Tonight it is my wedding night.
I am going to the beloved.”
Rumi had many titles such as poet, jurist and theologian but he is most well-known as being a Sufi mystic. In the Sufi world it is also known that he became who he is after being the disciple of Sems-I Tebrizi, another famous Sufi mystic. Rumi was a well-educated and a learned scholar loved by all but after meeting Sems he went through a change by letting go of all he had learned and then tasting the real love of God.This is the basis of Sufism. This ecstatic love turned him from an accomplished teacher and jurist into an ascetic. Rumi believed love and longing for God is the only path for reaching God. For true seekers of God, love is their only religion.
The truth and love vibrating through his work made him heard by people all around the world over the past seven centuries. His teachings are so universal that his poems can be heard in churches, synagogues, Zen monasteries, and in art/performance/music scenes.Rumi’s works are originally written in Persian and have been translated into several languages. In 2007, he was described as ”The most popular poet in America.”
His works advocate unlimited tolerance, positive reasoning, goodness, charity and awareness through love. For him, all religions have the same value and he looks with the same eye on Muslim, Jew and Christian alike. His peaceful and tolerant teaching has appealed to people of all sects and creeds.
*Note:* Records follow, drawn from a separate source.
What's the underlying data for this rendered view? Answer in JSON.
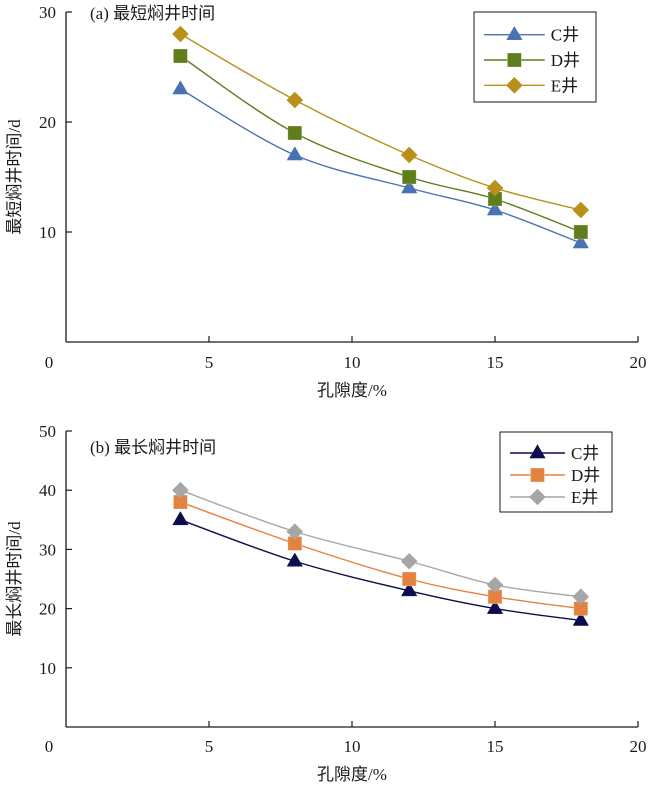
{
  "chart_data": [
    {
      "type": "line",
      "title": "(a) 最短焖井时间",
      "xlabel": "孔隙度/%",
      "ylabel": "最短焖井时间/d",
      "xlim": [
        0,
        20
      ],
      "ylim": [
        0,
        30
      ],
      "xticks": [
        0,
        5,
        10,
        15,
        20
      ],
      "yticks": [
        10,
        20,
        30
      ],
      "xtick_labels": [
        "0",
        "5",
        "10",
        "15",
        "20"
      ],
      "ytick_labels": [
        "10",
        "20",
        "30"
      ],
      "grid": false,
      "legend_position": "top-right",
      "x": [
        4,
        8,
        12,
        15,
        18
      ],
      "series": [
        {
          "name": "C井",
          "marker": "triangle",
          "color": "#4a72b0",
          "values": [
            23,
            17,
            14,
            12,
            9
          ]
        },
        {
          "name": "D井",
          "marker": "square",
          "color": "#5f7d1a",
          "values": [
            26,
            19,
            15,
            13,
            10
          ]
        },
        {
          "name": "E井",
          "marker": "diamond",
          "color": "#b8901a",
          "values": [
            28,
            22,
            17,
            14,
            12
          ]
        }
      ]
    },
    {
      "type": "line",
      "title": "(b) 最长焖井时间",
      "xlabel": "孔隙度/%",
      "ylabel": "最长焖井时间/d",
      "xlim": [
        0,
        20
      ],
      "ylim": [
        0,
        50
      ],
      "xticks": [
        0,
        5,
        10,
        15,
        20
      ],
      "yticks": [
        10,
        20,
        30,
        40,
        50
      ],
      "xtick_labels": [
        "0",
        "5",
        "10",
        "15",
        "20"
      ],
      "ytick_labels": [
        "10",
        "20",
        "30",
        "40",
        "50"
      ],
      "grid": false,
      "legend_position": "top-right",
      "x": [
        4,
        8,
        12,
        15,
        18
      ],
      "series": [
        {
          "name": "C井",
          "marker": "triangle",
          "color": "#0d0d4d",
          "values": [
            35,
            28,
            23,
            20,
            18
          ]
        },
        {
          "name": "D井",
          "marker": "square",
          "color": "#e4833f",
          "values": [
            38,
            31,
            25,
            22,
            20
          ]
        },
        {
          "name": "E井",
          "marker": "diamond",
          "color": "#a6a6a6",
          "values": [
            40,
            33,
            28,
            24,
            22
          ]
        }
      ]
    }
  ]
}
With his works and life style Rumi tried to spread the idea that people of all religions and backgrounds can live together in peace and harmony. His visions, words, and life teach us how to reach inner peace and happiness so we can finally stop the continual stream of hostility and hatred and achieve true global peace and harmony.
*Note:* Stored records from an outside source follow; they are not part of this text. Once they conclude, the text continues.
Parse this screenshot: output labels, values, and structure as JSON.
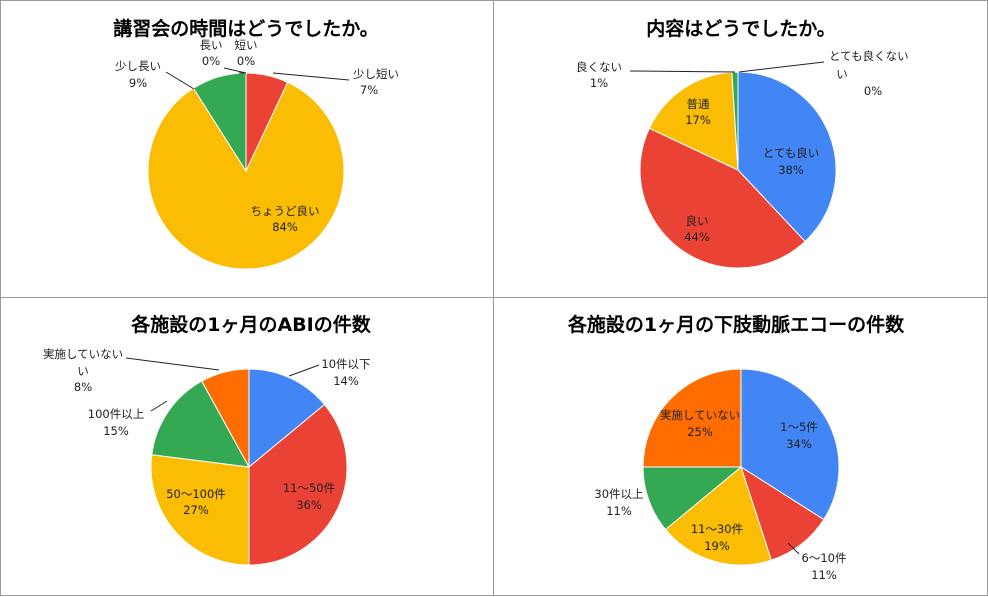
{
  "colors": {
    "blue": "#4285f4",
    "red": "#ea4335",
    "yellow": "#fbbc04",
    "green": "#34a853",
    "orange": "#ff6d01"
  },
  "chart_data": [
    {
      "type": "pie",
      "title": "講習会の時間はどうでしたか。",
      "slices": [
        {
          "label": "少し短い",
          "value": 7,
          "pct": "7%",
          "color": "#ea4335"
        },
        {
          "label": "ちょうど良い",
          "value": 84,
          "pct": "84%",
          "color": "#fbbc04"
        },
        {
          "label": "少し長い",
          "value": 9,
          "pct": "9%",
          "color": "#34a853"
        },
        {
          "label": "長い",
          "value": 0,
          "pct": "0%",
          "color": "#4285f4"
        },
        {
          "label": "短い",
          "value": 0,
          "pct": "0%",
          "color": "#ff6d01"
        }
      ]
    },
    {
      "type": "pie",
      "title": "内容はどうでしたか。",
      "slices": [
        {
          "label": "とても良い",
          "value": 38,
          "pct": "38%",
          "color": "#4285f4"
        },
        {
          "label": "良い",
          "value": 44,
          "pct": "44%",
          "color": "#ea4335"
        },
        {
          "label": "普通",
          "value": 17,
          "pct": "17%",
          "color": "#fbbc04"
        },
        {
          "label": "良くない",
          "value": 1,
          "pct": "1%",
          "color": "#34a853"
        },
        {
          "label": "とても良くない",
          "value": 0,
          "pct": "0%",
          "color": "#ff6d01"
        }
      ]
    },
    {
      "type": "pie",
      "title": "各施設の1ヶ月のABIの件数",
      "slices": [
        {
          "label": "10件以下",
          "value": 14,
          "pct": "14%",
          "color": "#4285f4"
        },
        {
          "label": "11～50件",
          "value": 36,
          "pct": "36%",
          "color": "#ea4335"
        },
        {
          "label": "50～100件",
          "value": 27,
          "pct": "27%",
          "color": "#fbbc04"
        },
        {
          "label": "100件以上",
          "value": 15,
          "pct": "15%",
          "color": "#34a853"
        },
        {
          "label": "実施していない",
          "value": 8,
          "pct": "8%",
          "color": "#ff6d01"
        }
      ]
    },
    {
      "type": "pie",
      "title": "各施設の1ヶ月の下肢動脈エコーの件数",
      "slices": [
        {
          "label": "1～5件",
          "value": 34,
          "pct": "34%",
          "color": "#4285f4"
        },
        {
          "label": "6～10件",
          "value": 11,
          "pct": "11%",
          "color": "#ea4335"
        },
        {
          "label": "11～30件",
          "value": 19,
          "pct": "19%",
          "color": "#fbbc04"
        },
        {
          "label": "30件以上",
          "value": 11,
          "pct": "11%",
          "color": "#34a853"
        },
        {
          "label": "実施していない",
          "value": 25,
          "pct": "25%",
          "color": "#ff6d01"
        }
      ]
    }
  ]
}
His poetry is often divided into various categories: the quatrains (rubayāt) and odes (ghazal) of the Divan, the six books of the Masnavi. The prose works are divided into The Discourses, The Letters, and the Seven Sermons.
Masnavi, which is the source for this selection of work, weaves fables, scenes from everyday life, Qur’anic revelations and exegesis, anecdotes and stories full of secrets of liberation of the soul and enlightenment.